When World War I began, the United States was neutral. However, the United States eventually joined the war on the side of the Allies. One reason this occurred was the German use of unrestricted submarine warfare on American merchant ships. As a neutral nation, the United States had the right to trade with any country, including countries at war. The Germans believed the United States was supplying the Allied nations with war materials and began to sink American ships without warning. With the Sussex Pledge in 1916, Germany agreed to stop sinking American ships. However, early in 1917, Germany broke the Sussex Pledge and again started to sink American ships without warning. This ultimately led to the United States joining World War I.

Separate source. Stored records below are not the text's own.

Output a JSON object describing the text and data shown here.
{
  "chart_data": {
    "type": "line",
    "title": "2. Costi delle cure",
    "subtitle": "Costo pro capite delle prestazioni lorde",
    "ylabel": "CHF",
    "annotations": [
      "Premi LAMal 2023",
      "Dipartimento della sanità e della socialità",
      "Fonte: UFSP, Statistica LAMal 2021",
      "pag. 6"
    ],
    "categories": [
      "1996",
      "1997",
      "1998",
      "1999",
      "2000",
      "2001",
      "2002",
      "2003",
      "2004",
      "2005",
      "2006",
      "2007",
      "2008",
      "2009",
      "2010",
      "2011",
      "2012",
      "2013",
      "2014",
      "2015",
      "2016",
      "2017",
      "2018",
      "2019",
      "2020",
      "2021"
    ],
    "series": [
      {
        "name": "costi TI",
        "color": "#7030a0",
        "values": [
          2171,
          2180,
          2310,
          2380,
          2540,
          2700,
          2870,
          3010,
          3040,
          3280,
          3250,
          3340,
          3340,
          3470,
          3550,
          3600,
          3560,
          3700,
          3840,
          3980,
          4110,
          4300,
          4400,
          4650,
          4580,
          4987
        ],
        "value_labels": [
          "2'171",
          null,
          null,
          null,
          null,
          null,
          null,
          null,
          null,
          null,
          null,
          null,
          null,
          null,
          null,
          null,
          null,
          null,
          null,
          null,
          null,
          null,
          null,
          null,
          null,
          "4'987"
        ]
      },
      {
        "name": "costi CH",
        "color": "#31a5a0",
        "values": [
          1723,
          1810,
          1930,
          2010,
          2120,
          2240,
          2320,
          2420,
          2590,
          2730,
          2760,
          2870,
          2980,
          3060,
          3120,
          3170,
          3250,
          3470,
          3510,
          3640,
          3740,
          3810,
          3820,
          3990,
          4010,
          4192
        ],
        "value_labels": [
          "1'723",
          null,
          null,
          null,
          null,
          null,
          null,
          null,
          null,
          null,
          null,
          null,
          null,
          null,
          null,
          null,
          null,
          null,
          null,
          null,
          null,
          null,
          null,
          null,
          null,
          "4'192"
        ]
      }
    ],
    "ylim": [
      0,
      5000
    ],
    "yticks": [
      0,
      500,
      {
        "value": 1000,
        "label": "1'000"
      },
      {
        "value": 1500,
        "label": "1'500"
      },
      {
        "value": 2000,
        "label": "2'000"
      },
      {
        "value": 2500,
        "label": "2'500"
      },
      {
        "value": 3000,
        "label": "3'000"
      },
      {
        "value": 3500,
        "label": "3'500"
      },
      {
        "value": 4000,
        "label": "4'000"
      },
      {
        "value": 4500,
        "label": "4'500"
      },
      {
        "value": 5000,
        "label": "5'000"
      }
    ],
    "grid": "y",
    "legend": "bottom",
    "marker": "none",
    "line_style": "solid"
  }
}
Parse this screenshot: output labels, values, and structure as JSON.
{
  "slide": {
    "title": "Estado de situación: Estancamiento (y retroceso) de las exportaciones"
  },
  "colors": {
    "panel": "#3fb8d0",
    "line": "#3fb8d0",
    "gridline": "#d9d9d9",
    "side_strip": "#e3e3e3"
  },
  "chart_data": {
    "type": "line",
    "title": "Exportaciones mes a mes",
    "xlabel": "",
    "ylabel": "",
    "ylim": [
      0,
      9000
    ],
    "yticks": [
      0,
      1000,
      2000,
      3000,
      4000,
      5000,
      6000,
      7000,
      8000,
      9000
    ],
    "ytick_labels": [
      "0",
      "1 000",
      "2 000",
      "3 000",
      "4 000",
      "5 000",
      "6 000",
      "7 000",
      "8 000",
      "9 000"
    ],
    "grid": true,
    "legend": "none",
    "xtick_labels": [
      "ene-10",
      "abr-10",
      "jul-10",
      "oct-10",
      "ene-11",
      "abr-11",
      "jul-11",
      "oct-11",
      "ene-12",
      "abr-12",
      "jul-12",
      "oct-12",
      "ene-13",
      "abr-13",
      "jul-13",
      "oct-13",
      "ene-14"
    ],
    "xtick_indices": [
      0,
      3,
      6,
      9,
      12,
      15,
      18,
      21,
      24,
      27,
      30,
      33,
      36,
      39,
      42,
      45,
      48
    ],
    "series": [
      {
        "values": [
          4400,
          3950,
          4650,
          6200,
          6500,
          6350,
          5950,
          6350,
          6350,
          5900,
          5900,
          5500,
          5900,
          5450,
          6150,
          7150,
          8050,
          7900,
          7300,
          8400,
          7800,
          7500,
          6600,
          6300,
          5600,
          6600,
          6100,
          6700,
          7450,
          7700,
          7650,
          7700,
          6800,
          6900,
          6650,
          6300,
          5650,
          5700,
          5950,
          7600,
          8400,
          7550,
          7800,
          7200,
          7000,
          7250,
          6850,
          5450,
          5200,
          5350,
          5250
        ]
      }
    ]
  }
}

The Americans were also unhappy with Germany when news of the Zimmermann Telegram became public. The Germans wanted Mexico to attack the United States in order to create a two-front war for the Americans. In return, if Germany won the war, Germany offered to return some of the lands that Mexico lost to the United States in the Mexican-American War. Many Americans were furious with Germany as a result of this action.
There were also more similarities between the United States and Great Britain than between the United States and Germany. The United States and Great Britain had the same language, shared a similar (but not identical) form of government, had a good trade relationship, and had a similar legal system. While these similarities alone would not have led the United States into the war, many Americans sympathized more with Great Britain than with Germany. When the actions described above occurred, they fueled American support for the Allies.